|
|
31/05/2010
Una volta, quando qui era tutta campagna, eravamo in pochi. Quattro gatti, forse otto. Camminavi tranquillo per strada, incontravi quella manciata di amici e conoscenti sulla strada per andare in ufficio o su quella per tornare a casa, o durante la pausa pranzo. Per organizzare una bevuta al venerdì sera ci impiegavi dieci minuti.
Poi hanno costruito le case, i grandi palazzi, quelli da otto piani e cinque scale, uno via l’altro. Quartieri interi, e poi città. E’ arrivata la metropolitana, hanno tirato su il centro commerciale – un ipermercato e sessanta negozi. Tanta gente. E’ bella la gente, la gente è colorata, allegra, ride e scherza e fa le foto, e se oggi i tuoi tre amici sono occupati per i fatti loro – uno che parte per andare al mare con la fidanzata, uno al corso di free climbing, uno semplicemente stanco che ha voglia di mettersi davanti alla televisione per guardare un film – qualcuno per la birretta o il concertino lo trovi sempre.

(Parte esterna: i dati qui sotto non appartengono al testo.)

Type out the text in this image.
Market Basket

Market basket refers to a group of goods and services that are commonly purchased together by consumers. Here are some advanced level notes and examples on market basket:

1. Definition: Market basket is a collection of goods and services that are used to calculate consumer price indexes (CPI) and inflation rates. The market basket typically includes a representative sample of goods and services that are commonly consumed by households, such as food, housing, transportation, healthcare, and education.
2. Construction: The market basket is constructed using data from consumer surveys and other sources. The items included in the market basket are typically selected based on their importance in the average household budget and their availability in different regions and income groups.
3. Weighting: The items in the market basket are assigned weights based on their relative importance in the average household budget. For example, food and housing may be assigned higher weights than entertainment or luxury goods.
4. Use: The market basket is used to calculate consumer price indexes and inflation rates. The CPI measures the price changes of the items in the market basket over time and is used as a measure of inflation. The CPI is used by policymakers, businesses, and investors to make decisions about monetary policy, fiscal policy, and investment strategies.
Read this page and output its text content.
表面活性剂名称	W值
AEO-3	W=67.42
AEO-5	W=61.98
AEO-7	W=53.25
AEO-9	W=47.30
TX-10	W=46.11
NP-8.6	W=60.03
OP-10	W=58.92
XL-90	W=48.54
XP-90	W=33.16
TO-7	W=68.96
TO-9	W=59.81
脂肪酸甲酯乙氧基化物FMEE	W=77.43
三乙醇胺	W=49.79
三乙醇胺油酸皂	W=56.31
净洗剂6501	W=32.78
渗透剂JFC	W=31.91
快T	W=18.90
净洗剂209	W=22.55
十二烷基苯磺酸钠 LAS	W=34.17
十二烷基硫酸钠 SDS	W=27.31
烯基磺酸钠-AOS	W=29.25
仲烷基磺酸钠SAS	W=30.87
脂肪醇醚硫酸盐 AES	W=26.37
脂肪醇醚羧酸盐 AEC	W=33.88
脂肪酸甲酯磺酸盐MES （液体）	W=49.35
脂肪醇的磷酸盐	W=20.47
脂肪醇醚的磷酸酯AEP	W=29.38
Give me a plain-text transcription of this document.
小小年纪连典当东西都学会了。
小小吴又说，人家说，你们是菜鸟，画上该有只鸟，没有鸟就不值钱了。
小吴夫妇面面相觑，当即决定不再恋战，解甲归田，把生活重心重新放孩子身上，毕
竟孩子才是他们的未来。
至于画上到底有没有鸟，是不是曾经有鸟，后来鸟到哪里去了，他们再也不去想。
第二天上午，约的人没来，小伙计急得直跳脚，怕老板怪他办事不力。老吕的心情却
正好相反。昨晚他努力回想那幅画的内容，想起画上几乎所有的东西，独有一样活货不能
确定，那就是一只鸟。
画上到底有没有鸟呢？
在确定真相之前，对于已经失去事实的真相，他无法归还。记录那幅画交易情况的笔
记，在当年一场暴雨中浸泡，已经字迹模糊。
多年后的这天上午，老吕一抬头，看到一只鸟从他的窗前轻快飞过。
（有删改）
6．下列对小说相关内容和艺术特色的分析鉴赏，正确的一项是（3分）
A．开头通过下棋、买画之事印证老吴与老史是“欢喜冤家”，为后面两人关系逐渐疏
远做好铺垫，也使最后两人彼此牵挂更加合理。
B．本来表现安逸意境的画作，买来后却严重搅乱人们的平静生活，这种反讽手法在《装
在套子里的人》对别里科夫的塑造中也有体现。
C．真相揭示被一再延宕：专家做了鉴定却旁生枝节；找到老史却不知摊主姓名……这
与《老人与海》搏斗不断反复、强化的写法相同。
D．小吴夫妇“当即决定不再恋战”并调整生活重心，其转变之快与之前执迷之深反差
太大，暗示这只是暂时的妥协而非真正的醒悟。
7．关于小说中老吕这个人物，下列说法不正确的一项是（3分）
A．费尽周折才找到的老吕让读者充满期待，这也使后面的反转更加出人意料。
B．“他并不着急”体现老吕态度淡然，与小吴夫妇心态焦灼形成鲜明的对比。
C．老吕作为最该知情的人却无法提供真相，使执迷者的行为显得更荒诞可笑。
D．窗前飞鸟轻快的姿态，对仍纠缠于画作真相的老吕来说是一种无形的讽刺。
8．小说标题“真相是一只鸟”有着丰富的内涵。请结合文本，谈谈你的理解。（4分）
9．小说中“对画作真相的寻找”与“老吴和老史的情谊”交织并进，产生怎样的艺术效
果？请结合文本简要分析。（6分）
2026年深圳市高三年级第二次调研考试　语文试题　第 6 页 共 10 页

E’ bella la gente, ma devi stare attento, perché ma come non ti sei accorto che quello ci sta provando e guarda che quei due stanno insieme e quegli altri hanno litigato e quello se l’è presa che hai invitato tizio e caio e non sempronio, è bella la gente ma ognuno è il centro di una stella e alla fine con i sei gradi di separazione tu vorresti stare con un amico e finisci ogni volta per essere con trenta persone – quindici lì e quindici che chattano con i quindici al tavolo e ognuno di questi che sbircia nello schermo altrui per sapere chi e cosa e come e quando.
E’ bella, la gente.
20/05/2010
Vengo spesso all’Albergo FF. C’è sempre qualcuno da vedere, c’è sempre qualcuno che fa qualcosa. Se vieni a mezzanotte trovi il gruppetto che fruga negli archivi per trovare la canzone che ti dovrebbe far addormentare tranquillo, e c’è sempre uno che la trova e c’è sempre uno che gli dice oh che bella questa, quanti bei ricordi, grazie di averla messa su. Se passi alle tre c’è quello che ritorna dall’uscita con gli amici e ti fa l’elenco di quanta roba si è scolato, come se poi a te potesse davvero interessare quale bottiglia avesse in mano mentre girava intorno al Monumentale a ridere dei trans al lavoro. Se passi alle quattro c’è il gruppetto degli insonni, quello che studia e quella che ha gli incubi e quella che non riesce a staccarsi dal libro e tu prendi qualcosa perché a me le benzodiazepine non hanno mai fatto nulla. Alle sette inizia a riempirsi la sala della colazione con le sue facce assonnate e le sue borse sotto gli occhi, mentre nella hall vedi sempre qualcuno che esce di corsa dall’ascensore sapendo di aver già perso il treno e si prepara all’ennesimo rimprovero del capufficio. C’è chi sfoglia i giornali, chi butta un occhio allo schermo che passa Sky Tg24. C’è chi fa una telefonata alla moglie, chi chiama un taxi. C’è quella che occupa mezza sala con le valigie che le servono per andare in qualche posto esotico, e chissà che tempo fa e chissà la nube del vulcano. Durante il giorno c’è sempre un viavai al quale si fa l’abitudine, a volte la gente è nervosa e si manda affanculo senza un motivo vero e proprio, una gomitata data inavvertitamente al bancone del bar, una parola detta in un modo e capita in un altro. Ogni tanto arriva un cliente, prende la chiave della sua camera, manda un messaggio, prende l’ascensore e sparisce, e dopo cinque minuti arriva una ragazza in maglietta e jeans, o un uomo elegante in completo blu e cravatta bordeaux che sale senza dire nulla, e si ferma allo stesso piano di quel cliente. Ci sono sempre dei gruppi, a volte arrivano insieme, altre volte si riuniscono alla spicciolata, e non vanno in camera ma nelle meeting room, si chiudono dentro e se tu passi in corridoio e ti fermi davanti alla porta di quella stanza li senti che ridono e hai visto che cazzo di gonna si è messa su e che stronzata ha scritto ma è proprio un cretino e speriamo che a quella festa piova a dirotto.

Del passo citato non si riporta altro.